For my response I went to the work done by Marcus Buckingham
in his book ‘The One Thing You Need to Know’ which provides some interesting views on the one thing you need to know for sustained personal success, great management and great leadership.
My take from his work is that the role of great leaders is defined in our times by the insecurity thrown up by the speed of change and by the uncertainty of how to respond to the unknown nature inherent in our future.
Because of this context, great leadership can be defined as that which provides employees, suppliers and customers with clarity of purpose, direction and vision of what is to come and what part the organisation will play within that.
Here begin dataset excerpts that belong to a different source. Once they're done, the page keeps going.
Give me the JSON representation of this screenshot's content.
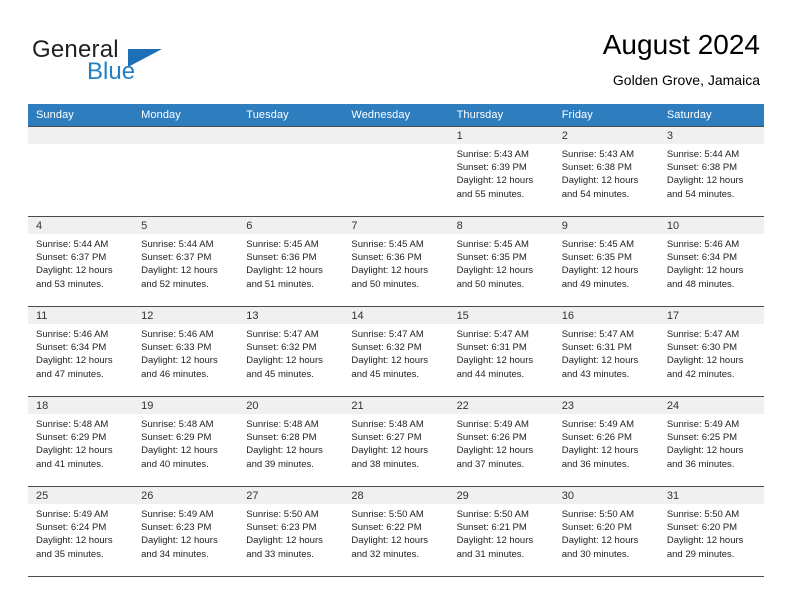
{
  "brand": {
    "name_top": "General",
    "name_bottom": "Blue",
    "triangle_icon": "triangle-icon",
    "color_blue": "#2580c3",
    "color_dark": "#231f20"
  },
  "header": {
    "title": "August 2024",
    "subtitle": "Golden Grove, Jamaica"
  },
  "theme": {
    "header_row_bg": "#2e7dbf",
    "daynum_band_bg": "#f0f0f0",
    "grid_line": "#4a4a4a"
  },
  "weekday_headers": [
    "Sunday",
    "Monday",
    "Tuesday",
    "Wednesday",
    "Thursday",
    "Friday",
    "Saturday"
  ],
  "weeks": [
    [
      {
        "day": "",
        "sunrise": "",
        "sunset": "",
        "daylight_line1": "",
        "daylight_line2": "",
        "empty": true
      },
      {
        "day": "",
        "sunrise": "",
        "sunset": "",
        "daylight_line1": "",
        "daylight_line2": "",
        "empty": true
      },
      {
        "day": "",
        "sunrise": "",
        "sunset": "",
        "daylight_line1": "",
        "daylight_line2": "",
        "empty": true
      },
      {
        "day": "",
        "sunrise": "",
        "sunset": "",
        "daylight_line1": "",
        "daylight_line2": "",
        "empty": true
      },
      {
        "day": "1",
        "sunrise": "Sunrise: 5:43 AM",
        "sunset": "Sunset: 6:39 PM",
        "daylight_line1": "Daylight: 12 hours",
        "daylight_line2": "and 55 minutes."
      },
      {
        "day": "2",
        "sunrise": "Sunrise: 5:43 AM",
        "sunset": "Sunset: 6:38 PM",
        "daylight_line1": "Daylight: 12 hours",
        "daylight_line2": "and 54 minutes."
      },
      {
        "day": "3",
        "sunrise": "Sunrise: 5:44 AM",
        "sunset": "Sunset: 6:38 PM",
        "daylight_line1": "Daylight: 12 hours",
        "daylight_line2": "and 54 minutes."
      }
    ],
    [
      {
        "day": "4",
        "sunrise": "Sunrise: 5:44 AM",
        "sunset": "Sunset: 6:37 PM",
        "daylight_line1": "Daylight: 12 hours",
        "daylight_line2": "and 53 minutes."
      },
      {
        "day": "5",
        "sunrise": "Sunrise: 5:44 AM",
        "sunset": "Sunset: 6:37 PM",
        "daylight_line1": "Daylight: 12 hours",
        "daylight_line2": "and 52 minutes."
      },
      {
        "day": "6",
        "sunrise": "Sunrise: 5:45 AM",
        "sunset": "Sunset: 6:36 PM",
        "daylight_line1": "Daylight: 12 hours",
        "daylight_line2": "and 51 minutes."
      },
      {
        "day": "7",
        "sunrise": "Sunrise: 5:45 AM",
        "sunset": "Sunset: 6:36 PM",
        "daylight_line1": "Daylight: 12 hours",
        "daylight_line2": "and 50 minutes."
      },
      {
        "day": "8",
        "sunrise": "Sunrise: 5:45 AM",
        "sunset": "Sunset: 6:35 PM",
        "daylight_line1": "Daylight: 12 hours",
        "daylight_line2": "and 50 minutes."
      },
      {
        "day": "9",
        "sunrise": "Sunrise: 5:45 AM",
        "sunset": "Sunset: 6:35 PM",
        "daylight_line1": "Daylight: 12 hours",
        "daylight_line2": "and 49 minutes."
      },
      {
        "day": "10",
        "sunrise": "Sunrise: 5:46 AM",
        "sunset": "Sunset: 6:34 PM",
        "daylight_line1": "Daylight: 12 hours",
        "daylight_line2": "and 48 minutes."
      }
    ],
    [
      {
        "day": "11",
        "sunrise": "Sunrise: 5:46 AM",
        "sunset": "Sunset: 6:34 PM",
        "daylight_line1": "Daylight: 12 hours",
        "daylight_line2": "and 47 minutes."
      },
      {
        "day": "12",
        "sunrise": "Sunrise: 5:46 AM",
        "sunset": "Sunset: 6:33 PM",
        "daylight_line1": "Daylight: 12 hours",
        "daylight_line2": "and 46 minutes."
      },
      {
        "day": "13",
        "sunrise": "Sunrise: 5:47 AM",
        "sunset": "Sunset: 6:32 PM",
        "daylight_line1": "Daylight: 12 hours",
        "daylight_line2": "and 45 minutes."
      },
      {
        "day": "14",
        "sunrise": "Sunrise: 5:47 AM",
        "sunset": "Sunset: 6:32 PM",
        "daylight_line1": "Daylight: 12 hours",
        "daylight_line2": "and 45 minutes."
      },
      {
        "day": "15",
        "sunrise": "Sunrise: 5:47 AM",
        "sunset": "Sunset: 6:31 PM",
        "daylight_line1": "Daylight: 12 hours",
        "daylight_line2": "and 44 minutes."
      },
      {
        "day": "16",
        "sunrise": "Sunrise: 5:47 AM",
        "sunset": "Sunset: 6:31 PM",
        "daylight_line1": "Daylight: 12 hours",
        "daylight_line2": "and 43 minutes."
      },
      {
        "day": "17",
        "sunrise": "Sunrise: 5:47 AM",
        "sunset": "Sunset: 6:30 PM",
        "daylight_line1": "Daylight: 12 hours",
        "daylight_line2": "and 42 minutes."
      }
    ],
    [
      {
        "day": "18",
        "sunrise": "Sunrise: 5:48 AM",
        "sunset": "Sunset: 6:29 PM",
        "daylight_line1": "Daylight: 12 hours",
        "daylight_line2": "and 41 minutes."
      },
      {
        "day": "19",
        "sunrise": "Sunrise: 5:48 AM",
        "sunset": "Sunset: 6:29 PM",
        "daylight_line1": "Daylight: 12 hours",
        "daylight_line2": "and 40 minutes."
      },
      {
        "day": "20",
        "sunrise": "Sunrise: 5:48 AM",
        "sunset": "Sunset: 6:28 PM",
        "daylight_line1": "Daylight: 12 hours",
        "daylight_line2": "and 39 minutes."
      },
      {
        "day": "21",
        "sunrise": "Sunrise: 5:48 AM",
        "sunset": "Sunset: 6:27 PM",
        "daylight_line1": "Daylight: 12 hours",
        "daylight_line2": "and 38 minutes."
      },
      {
        "day": "22",
        "sunrise": "Sunrise: 5:49 AM",
        "sunset": "Sunset: 6:26 PM",
        "daylight_line1": "Daylight: 12 hours",
        "daylight_line2": "and 37 minutes."
      },
      {
        "day": "23",
        "sunrise": "Sunrise: 5:49 AM",
        "sunset": "Sunset: 6:26 PM",
        "daylight_line1": "Daylight: 12 hours",
        "daylight_line2": "and 36 minutes."
      },
      {
        "day": "24",
        "sunrise": "Sunrise: 5:49 AM",
        "sunset": "Sunset: 6:25 PM",
        "daylight_line1": "Daylight: 12 hours",
        "daylight_line2": "and 36 minutes."
      }
    ],
    [
      {
        "day": "25",
        "sunrise": "Sunrise: 5:49 AM",
        "sunset": "Sunset: 6:24 PM",
        "daylight_line1": "Daylight: 12 hours",
        "daylight_line2": "and 35 minutes."
      },
      {
        "day": "26",
        "sunrise": "Sunrise: 5:49 AM",
        "sunset": "Sunset: 6:23 PM",
        "daylight_line1": "Daylight: 12 hours",
        "daylight_line2": "and 34 minutes."
      },
      {
        "day": "27",
        "sunrise": "Sunrise: 5:50 AM",
        "sunset": "Sunset: 6:23 PM",
        "daylight_line1": "Daylight: 12 hours",
        "daylight_line2": "and 33 minutes."
      },
      {
        "day": "28",
        "sunrise": "Sunrise: 5:50 AM",
        "sunset": "Sunset: 6:22 PM",
        "daylight_line1": "Daylight: 12 hours",
        "daylight_line2": "and 32 minutes."
      },
      {
        "day": "29",
        "sunrise": "Sunrise: 5:50 AM",
        "sunset": "Sunset: 6:21 PM",
        "daylight_line1": "Daylight: 12 hours",
        "daylight_line2": "and 31 minutes."
      },
      {
        "day": "30",
        "sunrise": "Sunrise: 5:50 AM",
        "sunset": "Sunset: 6:20 PM",
        "daylight_line1": "Daylight: 12 hours",
        "daylight_line2": "and 30 minutes."
      },
      {
        "day": "31",
        "sunrise": "Sunrise: 5:50 AM",
        "sunset": "Sunset: 6:20 PM",
        "daylight_line1": "Daylight: 12 hours",
        "daylight_line2": "and 29 minutes."
      }
    ]
  ]
}
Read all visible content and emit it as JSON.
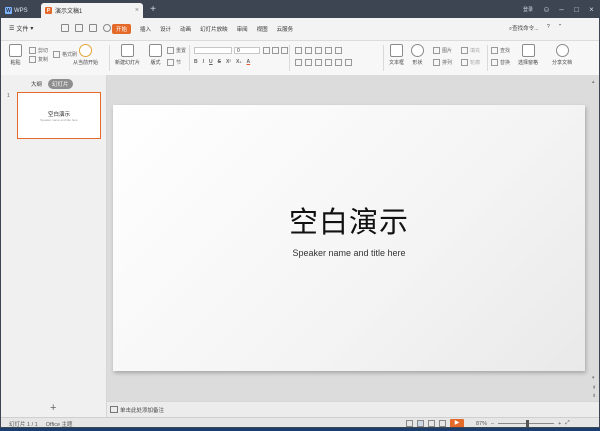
{
  "titlebar": {
    "app_tab": "WPS",
    "doc_tab": "演示文稿1",
    "login": "登录"
  },
  "menubar": {
    "file": "文件",
    "tabs": [
      "开始",
      "插入",
      "设计",
      "动画",
      "幻灯片放映",
      "审阅",
      "视图",
      "云服务"
    ],
    "active_tab": "开始",
    "search": "查找命令...",
    "accent_color": "#e56a2a"
  },
  "ribbon": {
    "paste": "粘贴",
    "cut": "剪切",
    "copy": "复制",
    "format_painter": "格式刷",
    "from_start": "从当前开始",
    "new_slide": "新建幻灯片",
    "layout": "版式",
    "reset": "重置",
    "section": "节",
    "font_size": "0",
    "textbox": "文本框",
    "shape": "形状",
    "picture": "图片",
    "arrange": "排列",
    "fill": "填充",
    "outline": "轮廓",
    "find": "查找",
    "replace": "替换",
    "selection_pane": "选择窗格",
    "share": "分享文档"
  },
  "leftpanel": {
    "tab_outline": "大纲",
    "tab_slides": "幻灯片",
    "slide_number": "1",
    "thumb_title": "空白演示",
    "thumb_sub": "Speaker name and title here"
  },
  "slide": {
    "title": "空白演示",
    "subtitle": "Speaker name and title here"
  },
  "notes": {
    "placeholder": "单击此处添加备注"
  },
  "statusbar": {
    "slide_info": "幻灯片 1 / 1",
    "theme": "Office 主题",
    "zoom": "87%"
  }
}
So great leadership could be seen as that which allays fears, addresses anxieties and promotes surety of direction, provides a vision of what is to come and confidence to assure that the organisation will be ready to execute as needed.
Good leadership also clarifies which customers the organisation serves, the style and manner in which they will be served and the very raison d’être of the business itself. This should help employees be clear on what they empowered to do to progress that reason of being. Such clarity, he says, allows everyone in the organisation from the very lowest to the highest to go about their own role in the business with a sense of purpose, focus and context.
Ultimately, I would suggest that a great leader provides everyone employed in the organisation with a sense of connectedness to the vision and purposes of the organisation in which they serve, today and in the future.
So for my client, who got this response, it represented a big challenge in his transition of how to acquire the great clarity of vision, direction and purpose of his organisation as a first thing; not a woolly sense or abstract idea of a vision. Then, to put that into words, so it could be communicated powerfully and confidently to rally people to that vision, to build surety and security for himself and others, being able to work to achieve that future.